VarSome Clinical can annotate short tandem repeats (STR) VCF files produced by Oxford Nanopore, Illumina (Dragen), and PacBio. The VCFs uploaded to annotate STRs must meet the following requirements:
- Are compliant with the VCF standard.
- The number of repeats is shown:
- in the ALT field as < STRn > where n is the number of repeats for ONT, Dragen (ExpansionHunter), and
- in the MC field for PacBio.
- The INFO field contains the repeat unit in the following format:
-
-
For ONT and Dragen (ExpansionHunter):
-
RU=GCC; SVTYPE=STR
-
- For PacBio:
TRID=NOTCH2NLC; MOTIF=GGC; MC = 6,12
Useful information
- Minimum pathogenic repeat counts and maximum normal repeat counts are now retrieved from the gnomAD STR dataset.
- The tandem repeat genomic region (POS–END) and Repeat Unit (RU) fields (for ONT and DRAGEN), or the MOTIF field (for PacBio), are compared against the reference region and primary disease-associated repeat unit defined in the gnomAD STR dataset. Tandem repeats that fall within the reference region and share the same repeat unit as the locus of interest will display the corresponding gnomAD STR data. Additionally, for ONT and DRAGEN data, matching also includes adjacent repeats specified in the Locus Structure field of the gnomAD STR dataset and the ExpansionHunter variant catalog, when such structures are provided.
- For ONT data, the gnomAD RU is additionally checked against:
Display ‘RU’ if no match is found in the RU field.
- For PacBio-derived VCFs, matching is performed against the primary disease-associated repeat unit only for this first phase.

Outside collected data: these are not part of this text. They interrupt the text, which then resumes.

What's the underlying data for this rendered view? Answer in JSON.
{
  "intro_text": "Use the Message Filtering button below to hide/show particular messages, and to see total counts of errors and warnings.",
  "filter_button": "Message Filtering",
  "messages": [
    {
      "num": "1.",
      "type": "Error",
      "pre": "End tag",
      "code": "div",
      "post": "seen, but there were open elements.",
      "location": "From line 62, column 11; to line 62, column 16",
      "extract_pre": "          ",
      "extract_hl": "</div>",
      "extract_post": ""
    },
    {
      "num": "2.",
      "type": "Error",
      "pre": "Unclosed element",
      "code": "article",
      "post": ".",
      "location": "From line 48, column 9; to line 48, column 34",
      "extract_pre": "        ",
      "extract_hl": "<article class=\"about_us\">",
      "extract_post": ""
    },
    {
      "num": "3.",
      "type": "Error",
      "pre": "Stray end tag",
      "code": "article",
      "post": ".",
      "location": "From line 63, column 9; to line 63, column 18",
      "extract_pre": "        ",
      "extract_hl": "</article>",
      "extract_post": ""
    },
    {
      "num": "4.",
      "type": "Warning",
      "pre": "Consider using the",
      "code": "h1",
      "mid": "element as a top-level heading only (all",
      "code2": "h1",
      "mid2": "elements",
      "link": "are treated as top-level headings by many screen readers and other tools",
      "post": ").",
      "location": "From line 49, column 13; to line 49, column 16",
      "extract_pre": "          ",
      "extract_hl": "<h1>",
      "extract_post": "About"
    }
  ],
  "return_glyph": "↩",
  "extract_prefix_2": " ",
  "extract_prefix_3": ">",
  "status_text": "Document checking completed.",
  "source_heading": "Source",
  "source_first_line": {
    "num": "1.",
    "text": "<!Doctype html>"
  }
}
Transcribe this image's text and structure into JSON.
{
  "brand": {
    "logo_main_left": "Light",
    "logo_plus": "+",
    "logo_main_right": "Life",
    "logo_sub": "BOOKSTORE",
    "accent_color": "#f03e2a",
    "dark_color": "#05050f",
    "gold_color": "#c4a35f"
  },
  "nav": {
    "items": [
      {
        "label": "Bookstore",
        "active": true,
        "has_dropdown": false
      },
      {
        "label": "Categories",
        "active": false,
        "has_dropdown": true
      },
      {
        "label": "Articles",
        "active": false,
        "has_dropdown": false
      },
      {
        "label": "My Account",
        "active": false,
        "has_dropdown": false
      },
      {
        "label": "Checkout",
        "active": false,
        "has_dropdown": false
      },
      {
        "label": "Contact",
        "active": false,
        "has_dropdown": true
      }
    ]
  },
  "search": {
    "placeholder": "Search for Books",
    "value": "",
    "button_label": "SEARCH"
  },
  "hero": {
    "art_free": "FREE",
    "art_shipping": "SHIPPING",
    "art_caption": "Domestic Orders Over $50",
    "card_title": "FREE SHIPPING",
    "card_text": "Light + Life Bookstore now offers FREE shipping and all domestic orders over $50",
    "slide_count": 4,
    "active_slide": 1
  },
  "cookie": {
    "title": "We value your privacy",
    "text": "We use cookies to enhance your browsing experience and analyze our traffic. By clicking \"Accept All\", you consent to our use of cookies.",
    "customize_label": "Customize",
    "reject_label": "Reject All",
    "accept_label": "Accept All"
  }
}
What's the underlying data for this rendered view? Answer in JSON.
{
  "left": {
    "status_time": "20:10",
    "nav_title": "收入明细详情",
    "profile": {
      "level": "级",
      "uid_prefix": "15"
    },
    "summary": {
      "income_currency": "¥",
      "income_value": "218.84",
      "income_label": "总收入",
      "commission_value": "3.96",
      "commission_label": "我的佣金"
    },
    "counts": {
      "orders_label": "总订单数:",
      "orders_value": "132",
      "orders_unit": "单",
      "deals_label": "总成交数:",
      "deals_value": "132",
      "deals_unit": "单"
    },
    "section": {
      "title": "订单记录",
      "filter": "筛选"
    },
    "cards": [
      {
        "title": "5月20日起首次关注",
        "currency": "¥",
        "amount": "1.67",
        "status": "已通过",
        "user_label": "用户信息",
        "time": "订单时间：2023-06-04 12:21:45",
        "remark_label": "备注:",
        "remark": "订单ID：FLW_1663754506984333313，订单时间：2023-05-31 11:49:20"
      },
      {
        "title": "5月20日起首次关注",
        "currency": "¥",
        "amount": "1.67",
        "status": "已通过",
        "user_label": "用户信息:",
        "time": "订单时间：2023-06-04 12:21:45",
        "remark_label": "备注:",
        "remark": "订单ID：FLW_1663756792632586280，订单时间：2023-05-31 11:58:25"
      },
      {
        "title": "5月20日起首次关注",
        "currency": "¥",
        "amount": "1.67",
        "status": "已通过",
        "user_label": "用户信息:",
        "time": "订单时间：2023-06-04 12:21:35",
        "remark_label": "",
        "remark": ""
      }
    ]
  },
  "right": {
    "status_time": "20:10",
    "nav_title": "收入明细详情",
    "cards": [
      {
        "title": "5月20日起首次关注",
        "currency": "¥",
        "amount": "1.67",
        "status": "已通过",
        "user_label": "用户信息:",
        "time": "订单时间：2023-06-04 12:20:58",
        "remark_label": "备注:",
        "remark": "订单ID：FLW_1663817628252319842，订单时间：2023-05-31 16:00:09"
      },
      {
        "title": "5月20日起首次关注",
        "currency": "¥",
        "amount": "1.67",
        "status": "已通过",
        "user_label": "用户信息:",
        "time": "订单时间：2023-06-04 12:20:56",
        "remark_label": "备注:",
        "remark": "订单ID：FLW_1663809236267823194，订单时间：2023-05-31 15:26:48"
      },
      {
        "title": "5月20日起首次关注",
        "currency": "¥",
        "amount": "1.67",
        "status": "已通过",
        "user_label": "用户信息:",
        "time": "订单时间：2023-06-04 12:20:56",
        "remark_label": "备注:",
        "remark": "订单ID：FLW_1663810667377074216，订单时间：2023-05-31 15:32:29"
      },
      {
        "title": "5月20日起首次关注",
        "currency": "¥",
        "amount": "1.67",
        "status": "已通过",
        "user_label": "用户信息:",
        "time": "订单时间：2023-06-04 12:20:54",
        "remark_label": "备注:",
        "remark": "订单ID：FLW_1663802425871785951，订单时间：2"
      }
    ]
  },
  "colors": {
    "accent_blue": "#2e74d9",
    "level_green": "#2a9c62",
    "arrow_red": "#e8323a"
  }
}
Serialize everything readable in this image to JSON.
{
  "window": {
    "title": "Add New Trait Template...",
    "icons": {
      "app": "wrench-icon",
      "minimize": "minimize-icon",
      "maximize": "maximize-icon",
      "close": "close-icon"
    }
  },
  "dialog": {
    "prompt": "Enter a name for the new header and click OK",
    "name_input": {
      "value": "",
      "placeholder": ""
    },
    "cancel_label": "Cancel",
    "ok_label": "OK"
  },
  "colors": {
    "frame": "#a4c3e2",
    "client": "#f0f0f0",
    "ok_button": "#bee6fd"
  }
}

An example of a PacBio VCF header + its corresponding variant would be the following:
##fileformat=VCFv4.2
##FILTER=<ID=PASS,Description="All filters passed">
##INFO=<ID=TRID,Number=1,Type=String,Description="Tandem repeat ID">
##INFO=<ID=END,Number=1,Type=Integer,Description="End position of the variant described in this record">
##INFO=<ID=MOTIFS,Number=.,Type=String,Description="Motifs that the tandem repeat is composed of">
##INFO=<ID=STRUC,Number=1,Type=String,Description="Structure of the region">
##FORMAT=<ID=GT,Number=1,Type=String,Description="Genotype">
##FORMAT=<ID=AL,Number=.,Type=Integer,Description="Length of each allele">
##FORMAT=<ID=ALLR,Number=.,Type=String,Description="Length range per allele">
##FORMAT=<ID=SD,Number=.,Type=Integer,Description="Number of spanning reads supporting per allele">
##FORMAT=<ID=MC,Number=.,Type=String,Description="Motif counts per allele">
##FORMAT=<ID=MS,Number=.,Type=String,Description="Motif spans per allele">
##FORMAT=<ID=AP,Number=.,Type=Float,Description="Allele purity per allele">
##FORMAT=<ID=AM,Number=.,Type=Float,Description="Mean methylation level per allele">
#CHROM POS ID REF ALT QUAL FILTER INFO FORMAT HM16212-FXN
chr6 170561906 . GGCAGCAGCAGCAACAACAACAGCAGCAGCAGCAGCAGCAGCAGCAACAGCAACAGCAGCAGCAGCAGCAGCAGCAGCAGCAGCAGCAGCAGCAGCAGCAGCAGCAGCAGCA GGCAGCAGCAGCAACAACAACAGCAGCAGCAGCAGCAGCAGCAGCAGCAACAGCAACAGCAGCAGCAGCAGCAGCAGCAGCAGCAGCAGCAGCAGCAGCAGCA,GGCAGCAGCAGCAACAACAACAGCAGCAGCAGCAGCAGCAGCAGCAGCAACAGCAACAGCAGCAGCAGCAGCAGCAGCAGCAGCAGCAGCAGCAGCAGCAGCAGCAGCAGCA 0 . TRID=TBP;END=170562017;MOTIFS=GCA;STRUC=(GCA)n GT:AL:ALLR:SD:MC:MS:AP:AM 1/2:102,111:94-121,93-123:141,132:34,37:0(0-102),0(0-111):0.950980,0.954955:1.00,0.79
chr9 27573528 . CGGCCCCGGCCCCGGCCCC CGGCCCCGGCCCC,CGGCCCCGGCCCCGGCCCCGGCCCCGGCCCC 0 . TRID=C9ORF72;END=27573546;MOTIFS=GGCCCC;STRUC=(GGCCCC)n GT:AL:ALLR:SD:MC:MS:AP:AM 1/2:12,30:6-12,5-32:149,152:2,5:0(0-12),0(0-30):1.000000,1.000000:0.03,0.03
The STR analysis from VCF is launched as a sub-analysis of the main analysis. You can launch a STR annotation by:
- Adding an STR VCF file when defining your sample.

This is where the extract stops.